Chelsea invested her savings of $4800. She invested part in a mutual fund that paid 9% interest per year, and the rest went into an account for 10% interest per year. After 1 year, the interest from the mutual fund was $43 less than the interest she earned from the other account. How much did Chelsea invest into each account?

.09x = .10(4800-x) - 43

amount invested in mutual fund at 9% : x

amount invested at 10% : 4800-x

interest from the mutual fund = .09x
interest from other account = .10(4800-x)

.10(4800-x) - .09x = 43
multiply by 100
100(4800-x) - 9x = 4300

solve for x

To solve this problem, we need to set up equations based on the given information.

Let's say Chelsea invested an amount, x, in the mutual fund that pays 9% interest per year. Therefore, the amount she invested in the other account that pays 10% interest per year would be (4800 - x).
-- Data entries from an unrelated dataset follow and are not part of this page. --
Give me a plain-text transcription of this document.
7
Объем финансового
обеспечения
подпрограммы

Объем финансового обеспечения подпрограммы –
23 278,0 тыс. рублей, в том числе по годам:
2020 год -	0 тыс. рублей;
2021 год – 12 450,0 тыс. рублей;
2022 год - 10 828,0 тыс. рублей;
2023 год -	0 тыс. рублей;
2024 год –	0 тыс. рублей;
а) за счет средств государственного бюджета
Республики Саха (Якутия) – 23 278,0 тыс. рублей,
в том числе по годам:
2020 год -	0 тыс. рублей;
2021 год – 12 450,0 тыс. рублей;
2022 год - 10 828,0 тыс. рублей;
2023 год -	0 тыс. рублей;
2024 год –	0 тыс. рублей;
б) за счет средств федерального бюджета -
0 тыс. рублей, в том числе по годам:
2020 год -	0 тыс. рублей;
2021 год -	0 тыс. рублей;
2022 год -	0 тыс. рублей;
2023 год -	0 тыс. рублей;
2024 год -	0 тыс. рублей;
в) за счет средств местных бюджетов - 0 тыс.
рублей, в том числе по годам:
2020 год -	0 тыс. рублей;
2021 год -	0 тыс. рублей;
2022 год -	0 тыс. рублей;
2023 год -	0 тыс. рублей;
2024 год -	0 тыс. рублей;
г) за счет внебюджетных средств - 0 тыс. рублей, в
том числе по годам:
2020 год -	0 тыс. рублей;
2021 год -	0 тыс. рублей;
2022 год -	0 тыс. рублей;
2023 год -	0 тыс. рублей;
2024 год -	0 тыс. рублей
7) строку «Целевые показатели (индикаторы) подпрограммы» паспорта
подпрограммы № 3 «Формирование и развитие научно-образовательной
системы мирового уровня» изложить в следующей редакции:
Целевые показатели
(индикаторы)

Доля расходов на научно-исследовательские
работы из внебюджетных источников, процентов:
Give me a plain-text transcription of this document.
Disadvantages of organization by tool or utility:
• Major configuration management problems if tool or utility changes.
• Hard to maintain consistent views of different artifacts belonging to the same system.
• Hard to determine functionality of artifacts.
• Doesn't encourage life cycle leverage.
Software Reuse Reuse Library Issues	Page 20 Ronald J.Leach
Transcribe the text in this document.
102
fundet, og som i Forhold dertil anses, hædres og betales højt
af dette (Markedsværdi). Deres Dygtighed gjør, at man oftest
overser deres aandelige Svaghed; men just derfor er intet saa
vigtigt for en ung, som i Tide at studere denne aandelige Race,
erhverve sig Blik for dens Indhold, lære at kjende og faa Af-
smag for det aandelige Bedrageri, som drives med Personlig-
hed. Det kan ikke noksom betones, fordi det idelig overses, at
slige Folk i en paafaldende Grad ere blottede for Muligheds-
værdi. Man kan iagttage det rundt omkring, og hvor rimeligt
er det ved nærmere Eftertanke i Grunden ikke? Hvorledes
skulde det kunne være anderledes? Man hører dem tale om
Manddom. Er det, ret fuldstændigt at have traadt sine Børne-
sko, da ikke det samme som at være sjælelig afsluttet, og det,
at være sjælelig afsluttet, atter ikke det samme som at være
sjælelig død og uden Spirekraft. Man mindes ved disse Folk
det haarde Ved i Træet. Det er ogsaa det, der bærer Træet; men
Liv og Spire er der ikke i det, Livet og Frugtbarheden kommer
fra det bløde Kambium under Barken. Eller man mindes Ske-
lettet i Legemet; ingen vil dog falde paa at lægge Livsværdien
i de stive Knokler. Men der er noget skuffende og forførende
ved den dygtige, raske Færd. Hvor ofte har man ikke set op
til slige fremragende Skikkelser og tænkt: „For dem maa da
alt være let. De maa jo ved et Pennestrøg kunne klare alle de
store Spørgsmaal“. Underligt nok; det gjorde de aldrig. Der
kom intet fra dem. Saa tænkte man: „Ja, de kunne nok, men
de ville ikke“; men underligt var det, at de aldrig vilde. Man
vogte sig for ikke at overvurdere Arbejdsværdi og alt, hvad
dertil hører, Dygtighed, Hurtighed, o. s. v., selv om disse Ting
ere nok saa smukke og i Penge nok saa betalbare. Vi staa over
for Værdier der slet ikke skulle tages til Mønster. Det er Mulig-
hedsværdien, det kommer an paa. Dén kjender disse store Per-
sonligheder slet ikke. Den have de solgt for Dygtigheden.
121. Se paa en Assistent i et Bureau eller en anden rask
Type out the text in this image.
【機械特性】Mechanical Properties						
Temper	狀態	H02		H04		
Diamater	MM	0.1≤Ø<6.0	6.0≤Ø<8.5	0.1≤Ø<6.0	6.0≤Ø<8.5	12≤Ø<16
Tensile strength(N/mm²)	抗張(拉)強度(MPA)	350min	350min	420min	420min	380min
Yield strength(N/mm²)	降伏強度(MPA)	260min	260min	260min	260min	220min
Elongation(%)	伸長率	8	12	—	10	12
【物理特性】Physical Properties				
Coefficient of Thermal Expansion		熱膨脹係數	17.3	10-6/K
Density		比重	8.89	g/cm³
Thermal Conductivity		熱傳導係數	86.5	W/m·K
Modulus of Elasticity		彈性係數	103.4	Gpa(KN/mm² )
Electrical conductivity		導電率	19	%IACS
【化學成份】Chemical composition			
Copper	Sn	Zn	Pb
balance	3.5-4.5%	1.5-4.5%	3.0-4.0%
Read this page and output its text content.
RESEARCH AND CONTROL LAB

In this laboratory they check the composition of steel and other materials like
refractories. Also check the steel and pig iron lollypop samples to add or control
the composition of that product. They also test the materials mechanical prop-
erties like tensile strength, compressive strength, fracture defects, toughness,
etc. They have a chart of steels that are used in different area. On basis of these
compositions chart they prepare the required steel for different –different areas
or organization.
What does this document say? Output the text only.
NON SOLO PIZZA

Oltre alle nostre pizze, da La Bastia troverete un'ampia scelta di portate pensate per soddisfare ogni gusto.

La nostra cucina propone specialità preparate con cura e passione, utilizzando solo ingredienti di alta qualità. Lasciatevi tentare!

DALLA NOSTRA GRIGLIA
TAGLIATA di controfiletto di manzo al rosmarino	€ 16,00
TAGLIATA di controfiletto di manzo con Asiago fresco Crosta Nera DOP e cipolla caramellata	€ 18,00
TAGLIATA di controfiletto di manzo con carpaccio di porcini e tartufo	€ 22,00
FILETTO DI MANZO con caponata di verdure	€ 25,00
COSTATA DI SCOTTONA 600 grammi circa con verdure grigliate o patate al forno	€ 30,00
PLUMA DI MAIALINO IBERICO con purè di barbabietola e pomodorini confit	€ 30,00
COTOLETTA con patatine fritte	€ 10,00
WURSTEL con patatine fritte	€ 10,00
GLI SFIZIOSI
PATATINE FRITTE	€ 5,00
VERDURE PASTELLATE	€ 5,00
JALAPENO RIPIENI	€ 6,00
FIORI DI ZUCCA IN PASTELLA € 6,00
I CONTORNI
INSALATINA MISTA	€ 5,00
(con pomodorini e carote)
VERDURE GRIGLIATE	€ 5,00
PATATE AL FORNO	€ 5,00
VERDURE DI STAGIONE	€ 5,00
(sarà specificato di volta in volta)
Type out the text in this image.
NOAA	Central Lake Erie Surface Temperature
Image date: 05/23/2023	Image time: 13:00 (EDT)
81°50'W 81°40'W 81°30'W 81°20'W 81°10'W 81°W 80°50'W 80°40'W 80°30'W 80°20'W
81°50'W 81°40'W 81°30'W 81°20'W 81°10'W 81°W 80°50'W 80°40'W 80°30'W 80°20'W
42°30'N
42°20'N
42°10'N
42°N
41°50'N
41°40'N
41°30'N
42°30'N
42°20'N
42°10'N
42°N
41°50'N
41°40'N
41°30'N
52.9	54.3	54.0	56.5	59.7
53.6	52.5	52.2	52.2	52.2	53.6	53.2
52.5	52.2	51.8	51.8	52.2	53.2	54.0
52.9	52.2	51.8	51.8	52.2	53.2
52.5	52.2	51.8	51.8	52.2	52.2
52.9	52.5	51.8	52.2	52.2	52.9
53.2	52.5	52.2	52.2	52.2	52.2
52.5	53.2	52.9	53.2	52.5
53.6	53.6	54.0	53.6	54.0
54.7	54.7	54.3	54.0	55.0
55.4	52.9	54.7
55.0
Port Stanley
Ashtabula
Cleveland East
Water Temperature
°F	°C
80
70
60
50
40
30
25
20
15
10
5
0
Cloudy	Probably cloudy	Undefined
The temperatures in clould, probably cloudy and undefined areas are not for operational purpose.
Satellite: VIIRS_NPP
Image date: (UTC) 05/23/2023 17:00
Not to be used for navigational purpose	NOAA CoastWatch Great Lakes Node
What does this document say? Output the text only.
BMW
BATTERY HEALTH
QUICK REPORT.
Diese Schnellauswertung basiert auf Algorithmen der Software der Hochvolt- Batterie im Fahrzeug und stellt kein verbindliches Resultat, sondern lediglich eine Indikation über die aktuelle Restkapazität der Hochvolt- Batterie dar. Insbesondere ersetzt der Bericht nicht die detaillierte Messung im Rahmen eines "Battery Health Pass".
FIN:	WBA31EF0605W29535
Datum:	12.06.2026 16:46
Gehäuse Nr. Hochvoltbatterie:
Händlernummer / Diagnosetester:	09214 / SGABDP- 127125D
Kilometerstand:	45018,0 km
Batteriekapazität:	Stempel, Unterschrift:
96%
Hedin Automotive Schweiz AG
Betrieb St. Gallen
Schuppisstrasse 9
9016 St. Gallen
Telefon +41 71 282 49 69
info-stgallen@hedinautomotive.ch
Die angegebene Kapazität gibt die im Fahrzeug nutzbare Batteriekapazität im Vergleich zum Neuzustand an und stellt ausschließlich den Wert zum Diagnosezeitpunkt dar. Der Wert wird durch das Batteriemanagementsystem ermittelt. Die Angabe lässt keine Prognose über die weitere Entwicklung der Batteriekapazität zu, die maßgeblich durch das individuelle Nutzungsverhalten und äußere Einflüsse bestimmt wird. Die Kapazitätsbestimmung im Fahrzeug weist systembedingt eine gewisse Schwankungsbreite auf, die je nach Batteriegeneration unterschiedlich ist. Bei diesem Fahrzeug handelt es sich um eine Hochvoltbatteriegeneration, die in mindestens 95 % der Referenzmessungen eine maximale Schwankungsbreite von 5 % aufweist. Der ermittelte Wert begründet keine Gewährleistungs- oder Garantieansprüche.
The interest earned from the mutual fund can be calculated as (x * 9/100), and the interest earned from the other account is ((4800 - x) * 10/100).

From the given information, we know that the interest earned from the mutual fund is $43 less than the interest earned from the other account. So we have the equation:

(x * 9/100) = ((4800 - x) * 10/100) + 43

Now, let's solve this equation to find the value of x, which represents the amount Chelsea invested in the mutual fund.

Multiply the equation by 100 to eliminate the fractions:
9x = 10(4800 - x) + 4300

Expand the equation:
9x = 48000 - 10x + 4300

Combine like terms:
19x = 52300

Divide both sides of the equation by 19:
x = 52300/19
x ≈ 2752.63

So Chelsea invested approximately $2752.63 in the mutual fund (at 9% interest), and the remaining amount would be approximately (4800 - 2752.63) ≈ $2047.37, which she invested in the other account (at 10% interest).